LAC-BEAUPORT — La canneberge a désormais son propre centre de recherche québécois. Le Centre de recherche et d’innovation sur la canneberge (CRIC) a été inauguré le 25 mars lors du Congrès nord-américain de la canneberge, qui s’est tenu à Lac-Beauport, près de Québec. « On était la seule région productrice au monde qui n’avait pas de centre de recherche spécialisé, alors qu’on est le deuxième producteur mondial de canneberges », précise Didier Labarre, directeur du CRIC.
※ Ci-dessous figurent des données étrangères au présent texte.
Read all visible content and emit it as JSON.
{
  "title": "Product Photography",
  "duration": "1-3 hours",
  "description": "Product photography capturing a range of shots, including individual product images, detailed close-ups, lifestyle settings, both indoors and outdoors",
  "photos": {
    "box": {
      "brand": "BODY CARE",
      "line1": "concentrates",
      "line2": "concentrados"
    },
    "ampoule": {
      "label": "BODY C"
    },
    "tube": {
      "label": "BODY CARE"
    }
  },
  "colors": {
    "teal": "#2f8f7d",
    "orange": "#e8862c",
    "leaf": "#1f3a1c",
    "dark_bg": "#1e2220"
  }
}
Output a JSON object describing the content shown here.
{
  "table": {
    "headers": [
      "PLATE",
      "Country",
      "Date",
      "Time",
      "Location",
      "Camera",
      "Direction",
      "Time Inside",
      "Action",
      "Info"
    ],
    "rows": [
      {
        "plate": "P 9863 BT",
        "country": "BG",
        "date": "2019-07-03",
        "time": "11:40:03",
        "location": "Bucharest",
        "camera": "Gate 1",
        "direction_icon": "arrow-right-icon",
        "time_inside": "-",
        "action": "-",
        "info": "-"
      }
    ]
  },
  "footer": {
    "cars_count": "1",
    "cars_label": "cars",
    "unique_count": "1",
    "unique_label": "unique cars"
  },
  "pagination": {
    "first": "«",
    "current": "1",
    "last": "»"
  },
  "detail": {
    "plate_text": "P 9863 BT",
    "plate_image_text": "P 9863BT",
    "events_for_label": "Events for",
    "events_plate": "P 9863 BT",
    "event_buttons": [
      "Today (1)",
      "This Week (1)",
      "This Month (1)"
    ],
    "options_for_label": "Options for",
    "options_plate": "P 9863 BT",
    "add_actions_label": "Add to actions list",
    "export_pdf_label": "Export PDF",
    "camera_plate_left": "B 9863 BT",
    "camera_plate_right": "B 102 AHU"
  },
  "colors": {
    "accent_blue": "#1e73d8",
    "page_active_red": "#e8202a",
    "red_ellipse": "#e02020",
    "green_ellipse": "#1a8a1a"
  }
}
Le CRIC est situé à Notre-Dame-de-Lourdes, dans les bureaux de l’Association des producteurs de canneberges du Québec (APCQ). Il est le fruit des efforts de cette association ainsi que du Club environnemental technique atocas Québec (CETAQ). Bien que la dizaine de projets de recherche en cours aient démarré au cours des dernières années sous l’égide de l’APCQ et du CETAQ, le CRIC souhaite peu à peu voler de ses propres ailes. « On vise une indépendance supplémentaire et de la crédibilité », soutient Benoit Depot, président du CRIC et notaire dans le Centre-du-Québec. « Notre but, c’est de devenir un centre de recherche conventionné avec un financement récurrent des gouvernements », ajoute-t-il. Le directeur du CRIC précise que, pour l’heure, environ 45 % du financement provient des producteurs de canneberges.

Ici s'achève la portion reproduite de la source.